Thursday, April 3, 2025

Me and TB


 Best selling author, John Green, is famous, in part, for his young adult novels, like "The Fault is in Our Stars," a tear-jerker about two teenage cancer patients. And now his brand new book, "Everything is Tuberculosis," is out.  

In it he's asking us to care about tuberculosis.  Why should we care?  Few of us folks in first world countries get TB these days, and even if we do, it's now curable.

So, again, why should I care?  

I've shared my TB story a couple of times in this blog.  My mother and her two brothers all had TB.  She was diagnosed when I was a pre-schooler and my brother, Paul, was a toddler.  She was shipped of to a sanitarium where she existed for seven or so years, until she finally drowned as her lungs filled with her own blood.  By the way, my brother, Paul, was named after his Uncle Paul, who too, died  with TB. 

 Years ago we, as a society, had a strange fascination with TB. Many of our most creative people had it, like all the Bronte' family, D H Lawrence, Thoreau and Doc Holliday.  But, back then, we called it "consumption" and romanticized it.  

But that was then and this is now.  So why should I care about this disease that still kills over a million people a year, more than any other infectious disease?  

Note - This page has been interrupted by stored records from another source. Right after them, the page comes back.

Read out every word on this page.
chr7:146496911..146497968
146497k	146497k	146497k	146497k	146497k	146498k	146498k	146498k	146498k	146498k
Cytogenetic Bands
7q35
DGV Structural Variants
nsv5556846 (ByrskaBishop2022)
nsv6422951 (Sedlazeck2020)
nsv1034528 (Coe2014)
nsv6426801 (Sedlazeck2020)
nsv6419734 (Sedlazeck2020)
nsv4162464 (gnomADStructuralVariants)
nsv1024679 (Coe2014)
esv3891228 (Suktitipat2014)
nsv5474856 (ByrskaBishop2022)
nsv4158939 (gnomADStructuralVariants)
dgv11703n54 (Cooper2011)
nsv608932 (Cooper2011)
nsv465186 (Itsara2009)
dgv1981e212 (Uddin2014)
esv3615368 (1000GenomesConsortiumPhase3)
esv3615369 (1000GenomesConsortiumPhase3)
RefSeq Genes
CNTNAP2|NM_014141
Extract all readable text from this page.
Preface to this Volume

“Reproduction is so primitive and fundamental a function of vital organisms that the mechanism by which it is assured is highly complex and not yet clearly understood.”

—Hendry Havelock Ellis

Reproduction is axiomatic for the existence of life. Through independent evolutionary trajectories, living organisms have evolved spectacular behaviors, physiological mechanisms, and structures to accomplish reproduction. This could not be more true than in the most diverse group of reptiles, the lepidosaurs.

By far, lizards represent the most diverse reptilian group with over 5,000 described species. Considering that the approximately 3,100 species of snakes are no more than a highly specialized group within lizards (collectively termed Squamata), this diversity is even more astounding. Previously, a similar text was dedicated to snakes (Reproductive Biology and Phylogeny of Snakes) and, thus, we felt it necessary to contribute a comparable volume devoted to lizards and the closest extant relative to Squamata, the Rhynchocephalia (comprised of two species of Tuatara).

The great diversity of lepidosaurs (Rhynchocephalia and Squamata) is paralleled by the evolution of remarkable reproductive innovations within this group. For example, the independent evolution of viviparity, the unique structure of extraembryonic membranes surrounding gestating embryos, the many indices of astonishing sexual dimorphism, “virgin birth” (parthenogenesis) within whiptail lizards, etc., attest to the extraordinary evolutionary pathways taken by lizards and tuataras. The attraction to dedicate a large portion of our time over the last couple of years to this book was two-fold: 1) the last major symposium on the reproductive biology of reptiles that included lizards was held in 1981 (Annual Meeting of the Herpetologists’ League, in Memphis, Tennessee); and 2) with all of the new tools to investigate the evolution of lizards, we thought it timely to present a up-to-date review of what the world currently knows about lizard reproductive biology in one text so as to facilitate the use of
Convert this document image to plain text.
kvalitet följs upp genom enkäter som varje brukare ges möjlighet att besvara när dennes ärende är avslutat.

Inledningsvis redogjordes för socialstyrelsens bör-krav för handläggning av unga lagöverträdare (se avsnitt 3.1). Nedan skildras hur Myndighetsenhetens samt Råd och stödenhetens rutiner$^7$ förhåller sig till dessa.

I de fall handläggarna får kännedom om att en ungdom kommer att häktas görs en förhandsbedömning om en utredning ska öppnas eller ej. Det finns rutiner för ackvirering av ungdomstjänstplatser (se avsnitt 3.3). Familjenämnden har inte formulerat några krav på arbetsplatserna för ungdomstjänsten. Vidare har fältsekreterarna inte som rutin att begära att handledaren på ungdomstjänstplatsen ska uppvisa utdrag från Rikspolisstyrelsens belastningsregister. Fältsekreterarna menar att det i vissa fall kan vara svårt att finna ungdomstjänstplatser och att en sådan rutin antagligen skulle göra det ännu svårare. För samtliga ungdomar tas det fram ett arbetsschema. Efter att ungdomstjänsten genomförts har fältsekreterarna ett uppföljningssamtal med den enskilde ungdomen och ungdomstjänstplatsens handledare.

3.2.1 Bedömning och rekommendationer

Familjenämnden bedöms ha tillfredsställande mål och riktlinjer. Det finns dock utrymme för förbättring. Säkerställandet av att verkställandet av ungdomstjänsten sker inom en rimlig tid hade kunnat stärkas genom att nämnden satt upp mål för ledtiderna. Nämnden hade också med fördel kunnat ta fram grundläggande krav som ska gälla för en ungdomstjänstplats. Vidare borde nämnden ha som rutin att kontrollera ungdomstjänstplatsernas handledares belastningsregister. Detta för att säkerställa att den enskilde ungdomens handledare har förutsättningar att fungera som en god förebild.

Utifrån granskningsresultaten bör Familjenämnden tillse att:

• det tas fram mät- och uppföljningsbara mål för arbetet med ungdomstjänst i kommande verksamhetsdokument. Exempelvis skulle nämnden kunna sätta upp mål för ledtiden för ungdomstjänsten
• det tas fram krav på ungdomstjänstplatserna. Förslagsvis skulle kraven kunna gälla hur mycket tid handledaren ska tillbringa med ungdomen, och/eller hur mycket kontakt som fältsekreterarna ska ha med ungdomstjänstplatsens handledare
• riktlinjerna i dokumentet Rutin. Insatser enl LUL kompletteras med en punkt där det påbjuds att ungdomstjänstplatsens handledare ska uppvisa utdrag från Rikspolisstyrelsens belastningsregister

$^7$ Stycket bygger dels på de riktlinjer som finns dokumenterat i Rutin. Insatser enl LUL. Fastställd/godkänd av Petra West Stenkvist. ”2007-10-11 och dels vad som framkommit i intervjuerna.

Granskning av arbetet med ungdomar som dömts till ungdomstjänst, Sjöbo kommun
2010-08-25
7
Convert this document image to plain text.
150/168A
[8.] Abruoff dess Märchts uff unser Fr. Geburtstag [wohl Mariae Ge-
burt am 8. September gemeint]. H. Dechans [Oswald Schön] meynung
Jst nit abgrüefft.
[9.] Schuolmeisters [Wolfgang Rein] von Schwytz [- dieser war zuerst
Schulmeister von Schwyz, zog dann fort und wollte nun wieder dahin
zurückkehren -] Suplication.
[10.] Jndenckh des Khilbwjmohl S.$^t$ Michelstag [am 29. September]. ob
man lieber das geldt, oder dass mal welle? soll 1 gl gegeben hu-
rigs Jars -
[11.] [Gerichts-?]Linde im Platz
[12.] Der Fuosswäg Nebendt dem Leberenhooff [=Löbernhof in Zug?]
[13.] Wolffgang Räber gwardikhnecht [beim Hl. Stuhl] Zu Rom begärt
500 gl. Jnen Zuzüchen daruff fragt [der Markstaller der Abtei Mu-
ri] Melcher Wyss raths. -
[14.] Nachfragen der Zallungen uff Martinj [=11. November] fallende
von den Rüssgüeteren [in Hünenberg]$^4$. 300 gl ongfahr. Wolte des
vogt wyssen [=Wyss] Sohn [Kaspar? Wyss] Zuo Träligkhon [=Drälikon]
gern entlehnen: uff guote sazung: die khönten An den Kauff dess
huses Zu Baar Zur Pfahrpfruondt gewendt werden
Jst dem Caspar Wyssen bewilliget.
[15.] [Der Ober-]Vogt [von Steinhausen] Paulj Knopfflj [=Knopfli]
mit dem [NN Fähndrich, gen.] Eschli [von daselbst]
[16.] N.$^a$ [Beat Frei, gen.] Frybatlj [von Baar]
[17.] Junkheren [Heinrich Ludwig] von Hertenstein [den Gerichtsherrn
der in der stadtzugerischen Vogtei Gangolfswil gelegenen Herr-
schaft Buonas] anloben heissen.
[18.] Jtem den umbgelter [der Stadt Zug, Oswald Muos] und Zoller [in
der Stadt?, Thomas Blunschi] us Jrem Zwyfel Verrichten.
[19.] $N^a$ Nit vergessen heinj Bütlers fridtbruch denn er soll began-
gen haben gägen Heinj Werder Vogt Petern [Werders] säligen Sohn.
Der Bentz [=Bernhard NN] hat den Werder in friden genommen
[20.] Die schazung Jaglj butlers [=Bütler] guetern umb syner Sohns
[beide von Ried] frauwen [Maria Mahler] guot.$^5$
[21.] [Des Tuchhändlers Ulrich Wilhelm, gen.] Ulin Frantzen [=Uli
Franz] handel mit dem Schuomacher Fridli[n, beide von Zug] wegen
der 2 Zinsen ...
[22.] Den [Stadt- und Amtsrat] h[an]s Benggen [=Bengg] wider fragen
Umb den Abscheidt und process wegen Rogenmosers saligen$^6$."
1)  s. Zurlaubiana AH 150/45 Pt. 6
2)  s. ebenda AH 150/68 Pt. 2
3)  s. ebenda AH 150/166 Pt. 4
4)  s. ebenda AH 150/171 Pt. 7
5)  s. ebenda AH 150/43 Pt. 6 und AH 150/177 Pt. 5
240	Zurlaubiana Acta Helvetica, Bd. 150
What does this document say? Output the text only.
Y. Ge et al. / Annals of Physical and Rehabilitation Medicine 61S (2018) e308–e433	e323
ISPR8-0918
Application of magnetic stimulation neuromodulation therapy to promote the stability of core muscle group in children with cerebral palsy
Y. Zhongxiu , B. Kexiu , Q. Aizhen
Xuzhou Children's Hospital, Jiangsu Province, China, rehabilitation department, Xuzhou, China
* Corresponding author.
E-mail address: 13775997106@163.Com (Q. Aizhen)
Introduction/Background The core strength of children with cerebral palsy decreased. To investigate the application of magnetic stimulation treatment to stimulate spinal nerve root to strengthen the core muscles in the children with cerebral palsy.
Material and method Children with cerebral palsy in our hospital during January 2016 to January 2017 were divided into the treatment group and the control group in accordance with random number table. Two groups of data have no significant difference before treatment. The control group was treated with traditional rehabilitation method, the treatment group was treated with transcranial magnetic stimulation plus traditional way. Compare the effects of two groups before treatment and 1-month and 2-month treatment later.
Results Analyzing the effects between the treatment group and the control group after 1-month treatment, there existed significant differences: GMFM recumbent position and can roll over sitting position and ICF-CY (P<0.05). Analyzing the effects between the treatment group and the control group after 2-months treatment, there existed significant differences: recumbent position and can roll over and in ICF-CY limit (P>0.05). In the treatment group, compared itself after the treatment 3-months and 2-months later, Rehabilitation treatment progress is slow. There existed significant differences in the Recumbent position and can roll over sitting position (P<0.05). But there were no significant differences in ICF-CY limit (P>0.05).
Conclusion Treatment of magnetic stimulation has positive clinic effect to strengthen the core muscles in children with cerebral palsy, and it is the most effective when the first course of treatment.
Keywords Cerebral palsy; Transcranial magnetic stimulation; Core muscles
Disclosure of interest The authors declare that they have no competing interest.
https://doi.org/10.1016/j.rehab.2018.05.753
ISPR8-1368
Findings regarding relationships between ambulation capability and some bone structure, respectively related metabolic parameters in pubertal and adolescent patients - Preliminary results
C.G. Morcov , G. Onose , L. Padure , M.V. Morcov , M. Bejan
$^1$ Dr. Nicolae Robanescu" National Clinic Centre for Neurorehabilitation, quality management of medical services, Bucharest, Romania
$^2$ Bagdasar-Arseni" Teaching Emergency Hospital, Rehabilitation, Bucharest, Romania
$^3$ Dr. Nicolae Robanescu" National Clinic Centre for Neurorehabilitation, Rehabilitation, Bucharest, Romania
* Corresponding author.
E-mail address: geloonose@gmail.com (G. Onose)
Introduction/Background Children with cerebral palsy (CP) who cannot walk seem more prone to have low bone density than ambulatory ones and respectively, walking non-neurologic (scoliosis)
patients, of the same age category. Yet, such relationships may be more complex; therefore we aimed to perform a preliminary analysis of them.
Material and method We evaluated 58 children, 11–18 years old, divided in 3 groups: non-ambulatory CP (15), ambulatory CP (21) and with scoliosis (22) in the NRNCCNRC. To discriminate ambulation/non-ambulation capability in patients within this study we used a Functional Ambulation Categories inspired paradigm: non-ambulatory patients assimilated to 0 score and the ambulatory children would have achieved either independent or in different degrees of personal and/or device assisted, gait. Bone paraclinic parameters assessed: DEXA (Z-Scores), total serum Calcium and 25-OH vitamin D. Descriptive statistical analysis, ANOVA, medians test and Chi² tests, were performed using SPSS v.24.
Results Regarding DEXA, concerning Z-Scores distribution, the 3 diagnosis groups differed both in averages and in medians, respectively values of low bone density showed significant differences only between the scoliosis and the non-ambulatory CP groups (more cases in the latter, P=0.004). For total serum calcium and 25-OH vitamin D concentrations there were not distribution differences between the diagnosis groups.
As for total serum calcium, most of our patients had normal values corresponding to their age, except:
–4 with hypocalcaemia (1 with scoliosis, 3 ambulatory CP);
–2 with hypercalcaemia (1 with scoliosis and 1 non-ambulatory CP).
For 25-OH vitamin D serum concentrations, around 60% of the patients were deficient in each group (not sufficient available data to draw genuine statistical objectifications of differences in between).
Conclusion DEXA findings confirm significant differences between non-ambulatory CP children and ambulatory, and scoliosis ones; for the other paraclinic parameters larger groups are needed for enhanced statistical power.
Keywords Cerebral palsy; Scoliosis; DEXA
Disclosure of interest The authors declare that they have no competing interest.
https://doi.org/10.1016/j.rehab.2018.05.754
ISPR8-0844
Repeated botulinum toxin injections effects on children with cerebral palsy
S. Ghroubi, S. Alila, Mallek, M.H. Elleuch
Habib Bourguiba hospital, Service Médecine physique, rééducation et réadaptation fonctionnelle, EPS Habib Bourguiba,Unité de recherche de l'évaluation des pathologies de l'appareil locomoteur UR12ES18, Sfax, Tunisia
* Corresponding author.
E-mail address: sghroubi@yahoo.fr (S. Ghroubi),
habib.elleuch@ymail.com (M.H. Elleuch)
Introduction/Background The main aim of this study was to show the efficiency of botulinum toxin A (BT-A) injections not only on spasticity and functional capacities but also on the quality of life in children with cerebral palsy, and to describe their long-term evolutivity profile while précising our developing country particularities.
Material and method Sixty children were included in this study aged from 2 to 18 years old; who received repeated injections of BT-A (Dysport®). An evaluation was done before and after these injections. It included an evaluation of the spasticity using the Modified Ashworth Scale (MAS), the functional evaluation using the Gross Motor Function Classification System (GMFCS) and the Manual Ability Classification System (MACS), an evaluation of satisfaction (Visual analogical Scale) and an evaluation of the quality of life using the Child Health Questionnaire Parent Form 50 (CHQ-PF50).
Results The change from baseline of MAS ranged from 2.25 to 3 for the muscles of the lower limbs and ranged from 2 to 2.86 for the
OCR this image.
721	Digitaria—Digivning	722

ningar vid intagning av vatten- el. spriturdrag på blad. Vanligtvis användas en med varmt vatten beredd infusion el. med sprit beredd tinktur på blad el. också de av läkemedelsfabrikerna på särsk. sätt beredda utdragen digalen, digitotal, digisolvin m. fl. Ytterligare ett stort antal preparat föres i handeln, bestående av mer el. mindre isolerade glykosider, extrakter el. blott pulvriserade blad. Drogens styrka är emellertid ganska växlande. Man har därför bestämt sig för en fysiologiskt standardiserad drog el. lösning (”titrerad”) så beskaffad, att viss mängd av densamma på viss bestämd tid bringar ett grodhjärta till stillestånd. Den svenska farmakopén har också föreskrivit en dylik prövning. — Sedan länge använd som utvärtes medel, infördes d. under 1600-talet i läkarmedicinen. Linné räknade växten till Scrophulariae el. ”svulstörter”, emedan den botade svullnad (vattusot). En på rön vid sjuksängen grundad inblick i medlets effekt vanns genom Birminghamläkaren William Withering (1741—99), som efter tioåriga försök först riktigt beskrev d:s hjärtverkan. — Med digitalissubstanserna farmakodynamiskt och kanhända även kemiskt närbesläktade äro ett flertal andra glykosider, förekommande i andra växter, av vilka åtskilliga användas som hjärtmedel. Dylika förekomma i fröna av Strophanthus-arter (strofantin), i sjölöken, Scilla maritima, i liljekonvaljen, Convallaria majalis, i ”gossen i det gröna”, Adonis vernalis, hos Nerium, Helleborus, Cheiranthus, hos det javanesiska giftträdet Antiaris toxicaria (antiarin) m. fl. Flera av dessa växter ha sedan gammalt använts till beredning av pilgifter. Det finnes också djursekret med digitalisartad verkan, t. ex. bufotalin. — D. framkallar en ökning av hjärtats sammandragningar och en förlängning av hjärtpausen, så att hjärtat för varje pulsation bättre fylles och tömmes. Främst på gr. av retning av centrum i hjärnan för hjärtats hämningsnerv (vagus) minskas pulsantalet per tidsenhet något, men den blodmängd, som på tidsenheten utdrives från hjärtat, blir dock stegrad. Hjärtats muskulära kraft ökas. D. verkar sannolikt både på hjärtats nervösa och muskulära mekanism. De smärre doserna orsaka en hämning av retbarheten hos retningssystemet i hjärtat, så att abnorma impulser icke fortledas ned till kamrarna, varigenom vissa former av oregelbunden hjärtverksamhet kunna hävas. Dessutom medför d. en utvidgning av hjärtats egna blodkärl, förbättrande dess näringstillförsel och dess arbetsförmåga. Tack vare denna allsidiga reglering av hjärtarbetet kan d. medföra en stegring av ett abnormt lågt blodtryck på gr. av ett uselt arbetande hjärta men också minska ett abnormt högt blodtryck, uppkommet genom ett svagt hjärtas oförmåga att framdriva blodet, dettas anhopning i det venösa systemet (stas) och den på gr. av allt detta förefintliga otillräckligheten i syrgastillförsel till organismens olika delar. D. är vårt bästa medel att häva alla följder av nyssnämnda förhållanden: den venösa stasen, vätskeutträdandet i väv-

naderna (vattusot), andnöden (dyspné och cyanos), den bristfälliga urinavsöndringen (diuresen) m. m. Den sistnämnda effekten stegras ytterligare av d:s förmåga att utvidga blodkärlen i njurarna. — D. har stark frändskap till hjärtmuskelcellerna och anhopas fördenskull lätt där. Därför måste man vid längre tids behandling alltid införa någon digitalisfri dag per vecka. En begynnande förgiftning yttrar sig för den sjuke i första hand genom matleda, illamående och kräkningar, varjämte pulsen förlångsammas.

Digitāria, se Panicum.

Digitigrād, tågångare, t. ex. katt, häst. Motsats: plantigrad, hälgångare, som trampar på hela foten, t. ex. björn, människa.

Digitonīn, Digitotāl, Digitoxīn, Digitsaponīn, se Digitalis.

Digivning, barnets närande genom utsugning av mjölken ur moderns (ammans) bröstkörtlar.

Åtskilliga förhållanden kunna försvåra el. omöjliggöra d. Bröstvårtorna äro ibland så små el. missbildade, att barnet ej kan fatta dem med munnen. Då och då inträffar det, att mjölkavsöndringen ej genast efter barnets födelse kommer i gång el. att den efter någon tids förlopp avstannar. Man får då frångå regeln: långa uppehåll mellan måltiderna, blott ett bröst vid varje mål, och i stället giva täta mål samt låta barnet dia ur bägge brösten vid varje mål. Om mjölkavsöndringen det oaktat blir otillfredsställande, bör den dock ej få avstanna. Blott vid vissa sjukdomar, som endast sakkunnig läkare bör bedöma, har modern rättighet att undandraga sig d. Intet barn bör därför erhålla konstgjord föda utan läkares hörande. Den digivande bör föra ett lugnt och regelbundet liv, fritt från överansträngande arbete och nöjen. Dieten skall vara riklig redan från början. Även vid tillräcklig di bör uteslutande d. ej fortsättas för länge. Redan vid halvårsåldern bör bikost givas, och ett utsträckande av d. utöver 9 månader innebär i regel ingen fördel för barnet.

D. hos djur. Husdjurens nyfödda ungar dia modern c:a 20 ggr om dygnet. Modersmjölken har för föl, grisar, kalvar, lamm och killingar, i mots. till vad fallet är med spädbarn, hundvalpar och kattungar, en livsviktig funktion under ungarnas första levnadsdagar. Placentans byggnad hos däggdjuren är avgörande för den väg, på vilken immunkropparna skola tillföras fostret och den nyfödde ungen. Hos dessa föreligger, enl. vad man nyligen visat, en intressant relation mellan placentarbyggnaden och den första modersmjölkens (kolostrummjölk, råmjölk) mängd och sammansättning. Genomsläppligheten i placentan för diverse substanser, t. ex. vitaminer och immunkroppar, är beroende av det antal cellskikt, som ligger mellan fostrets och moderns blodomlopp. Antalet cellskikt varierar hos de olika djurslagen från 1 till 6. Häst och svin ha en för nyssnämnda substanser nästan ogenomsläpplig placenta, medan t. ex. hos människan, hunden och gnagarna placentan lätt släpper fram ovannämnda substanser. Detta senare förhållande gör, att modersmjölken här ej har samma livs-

How can we help others when we're having the bejeebers scared out of us every single day by just watching the news?  

I think, in part, Green is using tuberculosis as a metaphor.  And it's timely.  We're in the season of Lent, a time of deep introspection for many of us. 

Some folks I don't know, and some I love more than life itself, are suffering  Not from TB, but from other cruelties.  It's an honor to suffer with them.  I will stand with them as long as I'm here. 

For me, today, Everything IS Tuberculosis.